I am currently a law student going to school in western Montana. I run a roofing business in the summers to put myself through school. One day while working, a colleague and I began discussing Freemasonry. From that discussion stemmed many nights of reading what Freemasonry teaches, the philosophies of Freemasonry, etc. Ultimately, I contacted the local lodge in my university town, and started the process of joining.

I just recently became an Apprentice. I have been very fortunate to meet some great people in the brotherhood over the last several months, and I am excited to have surrounded myself with positive people that will encourage me to be the best person I can be for the rest of my life.

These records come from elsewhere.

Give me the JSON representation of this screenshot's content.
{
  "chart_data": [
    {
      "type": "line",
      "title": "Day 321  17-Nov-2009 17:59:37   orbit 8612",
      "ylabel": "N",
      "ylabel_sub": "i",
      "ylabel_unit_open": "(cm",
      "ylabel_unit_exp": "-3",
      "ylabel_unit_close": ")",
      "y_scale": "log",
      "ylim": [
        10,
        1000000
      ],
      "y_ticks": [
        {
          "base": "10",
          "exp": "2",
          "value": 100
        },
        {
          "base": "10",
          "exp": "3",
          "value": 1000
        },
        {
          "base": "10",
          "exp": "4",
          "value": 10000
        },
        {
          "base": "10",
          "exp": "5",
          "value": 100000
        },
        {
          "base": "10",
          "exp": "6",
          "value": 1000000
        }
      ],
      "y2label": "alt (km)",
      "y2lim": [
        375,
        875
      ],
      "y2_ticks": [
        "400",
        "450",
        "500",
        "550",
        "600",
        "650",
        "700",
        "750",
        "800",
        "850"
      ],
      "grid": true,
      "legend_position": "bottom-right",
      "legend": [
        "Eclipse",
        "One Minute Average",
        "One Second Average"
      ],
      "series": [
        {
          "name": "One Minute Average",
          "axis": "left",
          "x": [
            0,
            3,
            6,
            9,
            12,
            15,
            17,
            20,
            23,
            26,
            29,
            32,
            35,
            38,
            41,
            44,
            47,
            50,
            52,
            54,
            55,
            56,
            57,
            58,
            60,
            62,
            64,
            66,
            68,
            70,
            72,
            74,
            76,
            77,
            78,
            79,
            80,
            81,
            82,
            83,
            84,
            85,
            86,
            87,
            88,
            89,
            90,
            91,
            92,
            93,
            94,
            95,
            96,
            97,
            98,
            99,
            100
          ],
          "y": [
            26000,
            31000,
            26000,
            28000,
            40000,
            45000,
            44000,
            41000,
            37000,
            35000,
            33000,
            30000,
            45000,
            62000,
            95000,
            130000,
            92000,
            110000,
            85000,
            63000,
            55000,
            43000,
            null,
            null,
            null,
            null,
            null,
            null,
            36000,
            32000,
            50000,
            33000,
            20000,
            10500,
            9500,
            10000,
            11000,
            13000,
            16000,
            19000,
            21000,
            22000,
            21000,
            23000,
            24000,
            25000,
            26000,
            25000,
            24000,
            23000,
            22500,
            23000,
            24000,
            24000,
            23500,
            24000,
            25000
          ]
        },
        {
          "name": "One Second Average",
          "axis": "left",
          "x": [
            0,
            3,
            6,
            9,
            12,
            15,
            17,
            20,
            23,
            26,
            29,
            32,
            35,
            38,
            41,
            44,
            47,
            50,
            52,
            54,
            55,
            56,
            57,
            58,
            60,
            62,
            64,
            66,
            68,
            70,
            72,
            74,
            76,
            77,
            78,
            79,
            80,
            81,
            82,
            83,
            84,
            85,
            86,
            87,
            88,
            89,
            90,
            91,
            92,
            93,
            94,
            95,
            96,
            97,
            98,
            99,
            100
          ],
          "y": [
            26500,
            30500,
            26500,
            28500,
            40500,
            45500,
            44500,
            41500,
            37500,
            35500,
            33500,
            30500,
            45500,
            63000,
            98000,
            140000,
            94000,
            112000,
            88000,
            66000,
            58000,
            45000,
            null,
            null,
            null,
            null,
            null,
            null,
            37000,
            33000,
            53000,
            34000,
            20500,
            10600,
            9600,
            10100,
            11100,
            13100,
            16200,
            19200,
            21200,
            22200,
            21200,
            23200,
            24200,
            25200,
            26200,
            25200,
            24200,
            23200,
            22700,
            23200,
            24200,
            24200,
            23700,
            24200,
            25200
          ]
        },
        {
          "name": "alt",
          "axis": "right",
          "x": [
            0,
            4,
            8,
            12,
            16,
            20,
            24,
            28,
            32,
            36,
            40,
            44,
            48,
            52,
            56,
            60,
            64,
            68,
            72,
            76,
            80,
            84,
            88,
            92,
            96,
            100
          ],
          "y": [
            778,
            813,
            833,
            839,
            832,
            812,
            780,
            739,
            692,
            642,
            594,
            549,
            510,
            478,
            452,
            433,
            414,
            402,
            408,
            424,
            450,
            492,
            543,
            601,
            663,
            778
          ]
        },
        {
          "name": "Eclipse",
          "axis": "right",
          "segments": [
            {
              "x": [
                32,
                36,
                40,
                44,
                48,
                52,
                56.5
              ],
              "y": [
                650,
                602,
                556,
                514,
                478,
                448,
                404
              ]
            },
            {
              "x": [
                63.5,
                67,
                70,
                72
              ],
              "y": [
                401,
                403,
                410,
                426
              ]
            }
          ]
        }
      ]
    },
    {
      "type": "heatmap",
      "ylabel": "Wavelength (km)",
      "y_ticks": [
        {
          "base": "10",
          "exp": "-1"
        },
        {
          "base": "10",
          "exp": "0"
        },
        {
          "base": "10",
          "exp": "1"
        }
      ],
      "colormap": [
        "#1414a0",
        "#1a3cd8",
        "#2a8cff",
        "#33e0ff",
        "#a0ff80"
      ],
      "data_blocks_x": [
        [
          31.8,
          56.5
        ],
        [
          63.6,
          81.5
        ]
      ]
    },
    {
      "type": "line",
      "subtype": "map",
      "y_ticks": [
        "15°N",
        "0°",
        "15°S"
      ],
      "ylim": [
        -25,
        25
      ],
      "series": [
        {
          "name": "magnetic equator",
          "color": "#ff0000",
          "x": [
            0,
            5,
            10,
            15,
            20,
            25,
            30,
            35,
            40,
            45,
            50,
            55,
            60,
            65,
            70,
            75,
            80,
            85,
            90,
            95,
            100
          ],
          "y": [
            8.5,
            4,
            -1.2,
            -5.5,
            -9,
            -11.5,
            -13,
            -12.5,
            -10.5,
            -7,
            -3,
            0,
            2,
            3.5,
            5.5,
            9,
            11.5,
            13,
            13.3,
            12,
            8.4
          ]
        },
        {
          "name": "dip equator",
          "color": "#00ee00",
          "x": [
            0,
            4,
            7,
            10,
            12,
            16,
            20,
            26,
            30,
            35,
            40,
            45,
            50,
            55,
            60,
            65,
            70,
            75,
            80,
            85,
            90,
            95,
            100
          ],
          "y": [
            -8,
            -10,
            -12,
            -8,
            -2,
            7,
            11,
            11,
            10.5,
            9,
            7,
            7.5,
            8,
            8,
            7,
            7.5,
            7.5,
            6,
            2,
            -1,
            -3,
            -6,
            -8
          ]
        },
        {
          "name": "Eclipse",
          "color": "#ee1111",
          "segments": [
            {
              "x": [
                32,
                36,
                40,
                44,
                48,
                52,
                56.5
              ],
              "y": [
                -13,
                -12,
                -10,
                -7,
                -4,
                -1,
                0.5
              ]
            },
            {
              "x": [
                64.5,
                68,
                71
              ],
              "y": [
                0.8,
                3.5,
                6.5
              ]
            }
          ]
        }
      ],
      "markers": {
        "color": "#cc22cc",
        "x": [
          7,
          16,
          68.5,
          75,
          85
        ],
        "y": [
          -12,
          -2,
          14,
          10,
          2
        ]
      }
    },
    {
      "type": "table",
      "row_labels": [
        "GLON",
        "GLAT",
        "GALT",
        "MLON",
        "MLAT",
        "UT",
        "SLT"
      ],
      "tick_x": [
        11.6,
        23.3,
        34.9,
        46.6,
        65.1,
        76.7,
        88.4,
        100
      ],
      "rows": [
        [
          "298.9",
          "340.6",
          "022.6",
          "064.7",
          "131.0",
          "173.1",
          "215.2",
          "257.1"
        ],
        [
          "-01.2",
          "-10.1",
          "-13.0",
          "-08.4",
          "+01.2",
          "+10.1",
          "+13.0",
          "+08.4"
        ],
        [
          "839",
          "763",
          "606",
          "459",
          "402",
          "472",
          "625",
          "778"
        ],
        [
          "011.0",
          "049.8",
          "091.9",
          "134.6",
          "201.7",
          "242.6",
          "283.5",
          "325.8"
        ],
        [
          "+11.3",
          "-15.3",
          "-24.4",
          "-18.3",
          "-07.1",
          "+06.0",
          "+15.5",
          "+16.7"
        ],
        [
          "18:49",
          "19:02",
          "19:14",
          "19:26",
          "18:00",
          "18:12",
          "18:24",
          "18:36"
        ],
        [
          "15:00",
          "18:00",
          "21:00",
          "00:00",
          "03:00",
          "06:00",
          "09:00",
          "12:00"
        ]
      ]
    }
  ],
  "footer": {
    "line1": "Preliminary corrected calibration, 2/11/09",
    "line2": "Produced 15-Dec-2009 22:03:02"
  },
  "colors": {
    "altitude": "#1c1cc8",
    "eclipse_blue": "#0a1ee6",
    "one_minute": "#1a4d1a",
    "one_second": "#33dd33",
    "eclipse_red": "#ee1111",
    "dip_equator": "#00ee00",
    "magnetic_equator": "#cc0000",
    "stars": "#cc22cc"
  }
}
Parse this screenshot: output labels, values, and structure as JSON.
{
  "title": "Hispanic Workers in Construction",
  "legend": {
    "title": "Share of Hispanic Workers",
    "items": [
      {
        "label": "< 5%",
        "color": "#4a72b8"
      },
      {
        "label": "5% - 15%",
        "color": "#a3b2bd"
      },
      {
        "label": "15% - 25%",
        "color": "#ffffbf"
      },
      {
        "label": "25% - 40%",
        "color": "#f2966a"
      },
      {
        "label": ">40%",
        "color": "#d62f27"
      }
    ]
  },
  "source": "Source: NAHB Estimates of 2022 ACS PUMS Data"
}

What brought me to this site today was a google search for a Masonic tattoo artist. *I would like to find a good brother tattoo artist in eastern WA, western SD, ID, MT, or ND *-- I am willing to travel. *Does anyone have any leads on tattoo artists in the aforementioned areas?*


----------



## Matt L (Jan 21, 2017)

Welcome,  Brother your journey is just beginning. Good luck on the road ahead. Sorry no leads on a Tattoo artist in your area.


----------



## Brother JC (Jan 21, 2017)

Welcome! No leads on tattoo artists for you, and the only Brother I know in MT is in Missoula, working at University.


----------



## Warrior1256 (Jan 21, 2017)

Greetings and welcome to the forum Brother. There is a forum on this site entitles "Masonic Tattoos". You might try there. Is under the catagory of "Fun and Notables".


----------



## dfreybur (Jan 21, 2017)

Welcome to the family once adopted Brother.


----------



## KSigMason (Jan 22, 2017)

Greetings and welcome from Idaho. I'll talk to a few Brothers about your tattoo artist.


----------



## Bloke (Jan 22, 2017)

Warrior1256 said:


> Greetings and welcome to the forum Brother. There is a forum on this site entitles "Masonic Tattoos". You might try there. Is under the catagory of "Fun and Notables".



↑
What he said 

https://www.myfreemasonry.com/threads/masonic-tattoos.19782/

Welcome !


----------



## Keith C (Jan 23, 2017)

Welcome!

Here in PA our Grand Lodge has a business connection section on the members section of their website. While this is only accessible to Master Masons (you have to have a member number issued by the GL when you are raised) it is a great resource.  I suggest that you ask one of the Brothers in your lodge if your GL has such a resource and if they do, would the brother look to see if any brethren are listed as Tattoo artists.


----------



## Norski_406 (Jan 23, 2017)

I appreciate all the warm welcomes and advice. 
*Keith *-- I will be sure to ask a Brother if the Grand Lodge has the resource you are talking about.

If anyone else stumbles upon this thread and has additional advice or potential leads on a talented artist, please do not hesitate to share the info!


----------